So these are all anywhere from a year to six months late. No explanation is offered for their tardiness. No poor dog lounging in a pile of shredded paper is blamed. No note from a gastroenterologist is offered. Nope, OFAC just walks up, drops these on the assignment pile and saunters back to its desk in the rear of the classroom and stares at the teacher with its legendary you-say-a-word-and-I’ll-block-all-your-stuff look

It is not then, I suppose, what we in the blog business call a “stupendous shocker” that these reports reveal that processing time for TSRA applications has gotten slower and slower and slower. In the second quarter the average processing time for licenses was 71 business days; 77 business days for the third; and 88 business days for the fourth. These are all in “business days” because 71, 77 and 88 don’t sound as bad as 14 weeks, 15 and 18 weeks or 2, 2.5 and 3 months.
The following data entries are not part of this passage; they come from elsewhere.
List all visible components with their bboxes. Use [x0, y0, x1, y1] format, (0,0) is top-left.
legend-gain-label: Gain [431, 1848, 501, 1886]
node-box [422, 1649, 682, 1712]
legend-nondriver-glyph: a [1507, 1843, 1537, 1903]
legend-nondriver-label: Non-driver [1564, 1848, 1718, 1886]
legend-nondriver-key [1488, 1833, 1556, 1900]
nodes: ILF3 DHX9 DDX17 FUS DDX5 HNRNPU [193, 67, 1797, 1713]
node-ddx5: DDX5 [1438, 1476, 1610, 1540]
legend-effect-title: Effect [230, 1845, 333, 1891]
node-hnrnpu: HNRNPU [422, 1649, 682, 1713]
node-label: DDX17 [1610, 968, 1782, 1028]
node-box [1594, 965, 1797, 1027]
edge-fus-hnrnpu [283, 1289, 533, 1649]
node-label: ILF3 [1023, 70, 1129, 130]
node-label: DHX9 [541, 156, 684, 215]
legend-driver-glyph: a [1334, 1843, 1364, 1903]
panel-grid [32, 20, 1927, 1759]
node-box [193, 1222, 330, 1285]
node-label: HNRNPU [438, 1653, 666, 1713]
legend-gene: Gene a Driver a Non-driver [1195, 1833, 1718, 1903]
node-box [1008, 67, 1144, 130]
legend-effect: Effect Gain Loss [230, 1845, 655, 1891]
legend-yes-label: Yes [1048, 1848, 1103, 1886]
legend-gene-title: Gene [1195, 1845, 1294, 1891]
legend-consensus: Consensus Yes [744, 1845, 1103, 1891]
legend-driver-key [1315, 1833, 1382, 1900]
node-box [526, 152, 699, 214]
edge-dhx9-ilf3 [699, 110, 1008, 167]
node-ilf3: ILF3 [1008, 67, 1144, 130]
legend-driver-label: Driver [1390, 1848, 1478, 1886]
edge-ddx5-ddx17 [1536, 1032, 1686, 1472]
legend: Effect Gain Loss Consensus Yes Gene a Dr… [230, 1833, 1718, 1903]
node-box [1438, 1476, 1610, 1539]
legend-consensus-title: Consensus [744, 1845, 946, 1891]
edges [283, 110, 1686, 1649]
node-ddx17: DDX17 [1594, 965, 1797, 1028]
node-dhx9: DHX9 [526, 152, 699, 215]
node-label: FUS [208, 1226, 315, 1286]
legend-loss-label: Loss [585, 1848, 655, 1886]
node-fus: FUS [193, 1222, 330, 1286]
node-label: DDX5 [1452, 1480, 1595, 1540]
But actually it looks like these numbers are, shall we say, fudged a bit to make them, as bad as they are, look better than the real numbers. In the second quarter, there were 246 applications filed and only 59 applications acted on. In the third quarter, there were 191 applications filed, of which 79 were acted on. Finally in the fourth quarter, only 156 of the 185 application filed were acted on. That leaves 328 applications, or more than half of the applications filed during the relevant time period, still languishing at the bottom of a drawer somewhere at OFAC.

So claiming an average processing time in the last three quarters of 71, 77 and 88 business days is, well, baloney. It’s like saying that you won the marathon because you had the shortest time even though you ran only half the course. That explains why all of you out there with TSRA applications which disappeared into the regulatory maw several years ago and haven’t been seen since snorted your coffee out your nose when you saw 75 or so days as the average processing time claimed by OFAC.